Мысли в моей голове – неповоротливые и тяжелые, как мельничий жернов, в ушах всё еще звенит, но я заставляю себя думать. Лисица знала о сиренах что-то, из-за чего её убили. И, наверное, не только о сиренах. Что тут вообще происходит, дележ танства между варками?

Если Лисица всё знала с самого начала, отчего Сивый не приказал убить её сразу? Считал не опасной или приберегал для других дел? Но потом что-то изменилось. Что? Как только я проговариваю про себя этот вопрос – тут же приходит ответ, и я зажмуриваюсь от его беспощадности.

Потом приехал хмурь.

Наше появление поломало планы Сивого, чем бы они ни были, ему пришлось всё менять на ходу. Лисица об этом догадалась или даже узнала наверняка, потому и пришла ко мне. Но я не дал себе труда её выслушать.

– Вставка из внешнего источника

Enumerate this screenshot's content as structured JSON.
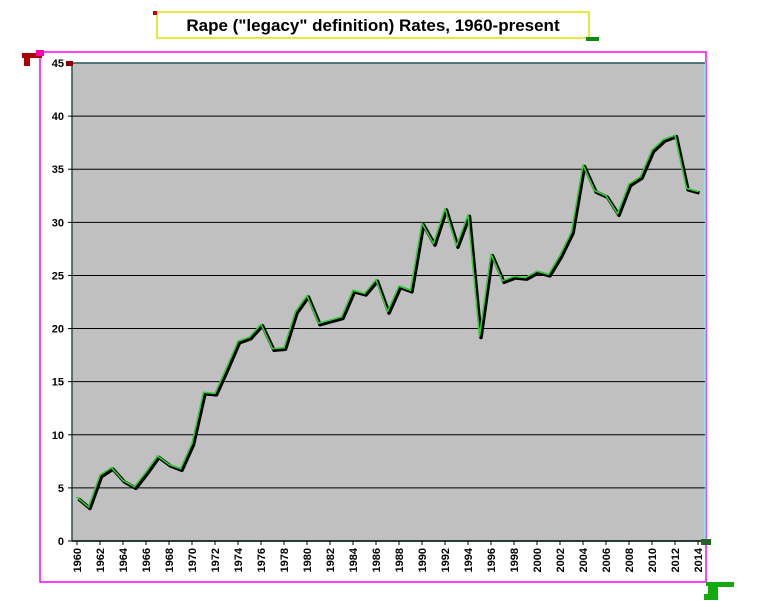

Гул голосов вокруг всё громче. В глазах танны – растерянность. Сивый кривит губы, а варки, принесшие мешок с телом Лисицы, незаметно отступают поближе к нему. Потом доносятся восклицания снаружи, и в круг возвращаются стражники, волочащие мужичонку обратно.

– Скажу, скажу, – задыхается он. Мужика отпускают, он валится на колени перед танной. Костлявые руки трясутся, словно вот-вот подломятся, сальные волосы метут по серой земле. Что там произошло, куда его водили?

– Какой была твоя задача? – громко спрашивает танна.

– Просто сказать, – зубы у него лязгают, – что Сивый со мной был. В таверне, в одном городке в соседнем танстве. В тот самый день…

Становится тихо-тихо.

– Это ложь? – ровным голосом спрашивает танна.

Мужик поднимает голову, встречает её взгляд. У него трясутся губы, но глаз он не отводит.

– Это правда. Мы весь день пили в таверне. Много людей из города нас видели. А здесь Сивого не было.

Тишина снова разрывается восклицаниями и криками.

– Малча-ать! – ревёт Зануд, и всё стихает.

Танна хмурит брови, и плотная кожа на её лбу собирается крупными складками.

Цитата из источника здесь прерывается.